Corrective and preventive action (CAPA is used across various industries to improve product quality and optimize the production process. In the United States, certain sectors such as pharmaceuticals and food processing are required by law to have CAPA plans in place. Other industries, including the apparel industry, have opted to adopt the framework to root our potential quality-related issues to save brands time and money in the long run.

CAPA can be broken down into two different segments. The first segment, corrective action, focuses on correcting quality issues by finding the cause or causes so that the same type of issue does not occur again. The second, preventive action, focuses on identifying and eliminating causes of potential quality problems before they can cause quality defects. Corrective action is reactive, the brand must step in when the problem has already surfaced, but preventive action hopes to find and resolve quality issues before they even begin. Corrective and preventive action can be used together to dwindle down the percentage of quality defects in a production run.

Steps in a Corrective Action Plan

Identify and Document the Problem: Once an issue with quality comes to the attention of the brand, more research is needed to determine the extent of the issue. Quality managers must look into whether it is an isolated incident or something that could continue to cause problems in the future. Upper management must also be informed of the quality issue in order to take next steps. 

Implement a Correction: Once the quality issue has been documented, a correction is needed. This could be a permanent fix such (i.e. repairing a machine that has malfunctioned) or a temporary fix to a more complex problem. 

Find the Cause of the Issue and Determine the Solution: The brand needs to find the root cause of the quality problem to make sure it does not happen again. Once the cause has been found, the brand can work towards finding a solution. 

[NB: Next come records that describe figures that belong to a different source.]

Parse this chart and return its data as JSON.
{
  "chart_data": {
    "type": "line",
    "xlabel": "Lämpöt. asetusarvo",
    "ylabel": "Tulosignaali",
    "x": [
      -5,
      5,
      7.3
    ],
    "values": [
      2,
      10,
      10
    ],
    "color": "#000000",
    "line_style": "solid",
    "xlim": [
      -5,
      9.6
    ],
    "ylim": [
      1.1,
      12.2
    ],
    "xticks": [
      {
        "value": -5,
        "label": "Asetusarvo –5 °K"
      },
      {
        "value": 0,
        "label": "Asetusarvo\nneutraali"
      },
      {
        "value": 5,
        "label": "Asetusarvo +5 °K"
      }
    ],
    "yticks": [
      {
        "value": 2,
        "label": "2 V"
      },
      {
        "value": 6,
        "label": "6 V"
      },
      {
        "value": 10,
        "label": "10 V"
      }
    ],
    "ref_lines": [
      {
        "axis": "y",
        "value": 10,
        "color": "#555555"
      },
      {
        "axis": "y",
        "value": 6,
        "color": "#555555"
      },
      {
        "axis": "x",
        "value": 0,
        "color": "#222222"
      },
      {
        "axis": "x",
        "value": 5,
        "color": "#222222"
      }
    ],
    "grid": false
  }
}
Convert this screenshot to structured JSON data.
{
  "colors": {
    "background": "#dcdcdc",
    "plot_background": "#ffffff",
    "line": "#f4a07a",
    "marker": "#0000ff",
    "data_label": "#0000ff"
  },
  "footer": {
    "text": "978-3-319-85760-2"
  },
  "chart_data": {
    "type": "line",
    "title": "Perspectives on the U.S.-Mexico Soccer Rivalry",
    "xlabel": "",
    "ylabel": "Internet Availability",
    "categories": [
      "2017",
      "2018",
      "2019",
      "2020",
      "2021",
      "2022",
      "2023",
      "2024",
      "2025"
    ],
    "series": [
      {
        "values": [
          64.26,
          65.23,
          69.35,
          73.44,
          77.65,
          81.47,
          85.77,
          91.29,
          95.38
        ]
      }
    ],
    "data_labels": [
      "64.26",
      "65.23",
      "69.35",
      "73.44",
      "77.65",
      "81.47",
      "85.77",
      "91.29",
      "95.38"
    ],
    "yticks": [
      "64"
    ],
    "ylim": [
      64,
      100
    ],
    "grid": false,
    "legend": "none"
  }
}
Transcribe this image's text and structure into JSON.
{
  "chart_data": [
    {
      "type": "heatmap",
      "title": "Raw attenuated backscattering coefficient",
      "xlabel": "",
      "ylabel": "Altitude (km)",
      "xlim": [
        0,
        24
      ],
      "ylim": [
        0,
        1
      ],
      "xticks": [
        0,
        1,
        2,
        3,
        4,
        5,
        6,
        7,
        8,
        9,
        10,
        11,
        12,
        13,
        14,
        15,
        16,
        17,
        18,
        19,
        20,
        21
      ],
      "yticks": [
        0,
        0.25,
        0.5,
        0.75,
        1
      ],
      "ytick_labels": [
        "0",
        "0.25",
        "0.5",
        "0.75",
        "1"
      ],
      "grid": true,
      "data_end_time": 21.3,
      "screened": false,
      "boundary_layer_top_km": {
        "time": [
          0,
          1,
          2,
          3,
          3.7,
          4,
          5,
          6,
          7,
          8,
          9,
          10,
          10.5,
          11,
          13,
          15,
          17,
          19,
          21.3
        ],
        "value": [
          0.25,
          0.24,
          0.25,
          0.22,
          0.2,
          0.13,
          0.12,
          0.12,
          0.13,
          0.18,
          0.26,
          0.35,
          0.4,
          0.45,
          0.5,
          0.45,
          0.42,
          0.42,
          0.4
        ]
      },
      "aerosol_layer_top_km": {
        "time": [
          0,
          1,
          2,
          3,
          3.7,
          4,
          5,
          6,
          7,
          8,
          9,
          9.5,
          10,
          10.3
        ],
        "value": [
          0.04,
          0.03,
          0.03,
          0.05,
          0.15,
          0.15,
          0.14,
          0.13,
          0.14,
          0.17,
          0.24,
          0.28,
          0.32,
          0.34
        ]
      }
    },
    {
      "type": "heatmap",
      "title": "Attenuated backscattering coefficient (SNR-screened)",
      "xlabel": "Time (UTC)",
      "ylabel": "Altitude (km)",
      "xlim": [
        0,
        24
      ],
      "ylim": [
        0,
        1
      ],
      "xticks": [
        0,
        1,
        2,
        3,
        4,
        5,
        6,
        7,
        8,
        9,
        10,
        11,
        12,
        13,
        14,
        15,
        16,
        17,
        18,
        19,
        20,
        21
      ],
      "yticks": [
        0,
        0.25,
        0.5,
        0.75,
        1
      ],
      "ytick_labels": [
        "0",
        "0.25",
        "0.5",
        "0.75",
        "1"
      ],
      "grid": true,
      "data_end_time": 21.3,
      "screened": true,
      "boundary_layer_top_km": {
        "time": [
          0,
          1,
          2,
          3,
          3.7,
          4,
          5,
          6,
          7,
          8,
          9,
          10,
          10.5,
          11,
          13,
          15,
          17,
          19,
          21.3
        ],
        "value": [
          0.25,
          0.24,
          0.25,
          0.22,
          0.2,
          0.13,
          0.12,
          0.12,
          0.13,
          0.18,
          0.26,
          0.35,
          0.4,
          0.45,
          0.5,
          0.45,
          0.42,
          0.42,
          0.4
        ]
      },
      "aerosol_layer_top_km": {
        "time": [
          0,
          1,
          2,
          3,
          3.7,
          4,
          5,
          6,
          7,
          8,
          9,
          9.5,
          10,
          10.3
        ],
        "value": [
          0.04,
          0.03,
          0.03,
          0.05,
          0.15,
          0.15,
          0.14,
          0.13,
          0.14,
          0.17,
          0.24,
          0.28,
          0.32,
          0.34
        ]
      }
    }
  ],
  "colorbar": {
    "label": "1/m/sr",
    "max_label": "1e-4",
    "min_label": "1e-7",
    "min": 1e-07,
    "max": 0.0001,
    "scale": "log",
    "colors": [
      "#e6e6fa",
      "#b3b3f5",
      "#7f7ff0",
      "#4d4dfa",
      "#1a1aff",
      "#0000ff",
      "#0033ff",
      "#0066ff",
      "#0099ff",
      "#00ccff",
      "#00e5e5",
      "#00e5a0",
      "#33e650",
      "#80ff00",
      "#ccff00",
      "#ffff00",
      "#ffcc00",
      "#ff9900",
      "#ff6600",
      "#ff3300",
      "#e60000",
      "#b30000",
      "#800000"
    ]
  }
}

Implement the Corrective Action: If the brand is confident that their solution will stop the quality issue from occurring again, they can put their plan into action. It is also important to document the procedure for future reference. 

Preventive Action Plan

Unlike corrective action, which has defined steps that can be followed, preventive action has more of a holistic approach. There are certain activities that the brand can perform to make sure quality-related problems do not arise. Some examples include: 

• Creating disaster recovery plans for potential hazards or unexpected situations
   
• Updating safety and security policies
   
• Putting lean practices into effective to reduce waste that can contribute to nonconformities in production
   
• Establish maintenance plans for manufacturing equipment to ensure effectiveness 

There are also certain tools that the brand can use to determine risk in their manufacturing process or how likely it is for there to be a breakdown in quality: 

• Hazard and Operability Study (HAZOP): The purpose of this study is to identify potential problems that could harm personnel or equipment during the production process. 
   
• Failure Modes and Effects Analysis (FMEA): FMEA is designed to identify all the possible failures in a manufacturing process, product, or service. 
   
• Fault Tree Analysis (FTA): This approach to quality management breaks a system down into smaller subsystems to determine where the problem might occur, and how it can affect other parts of the manufacturing process.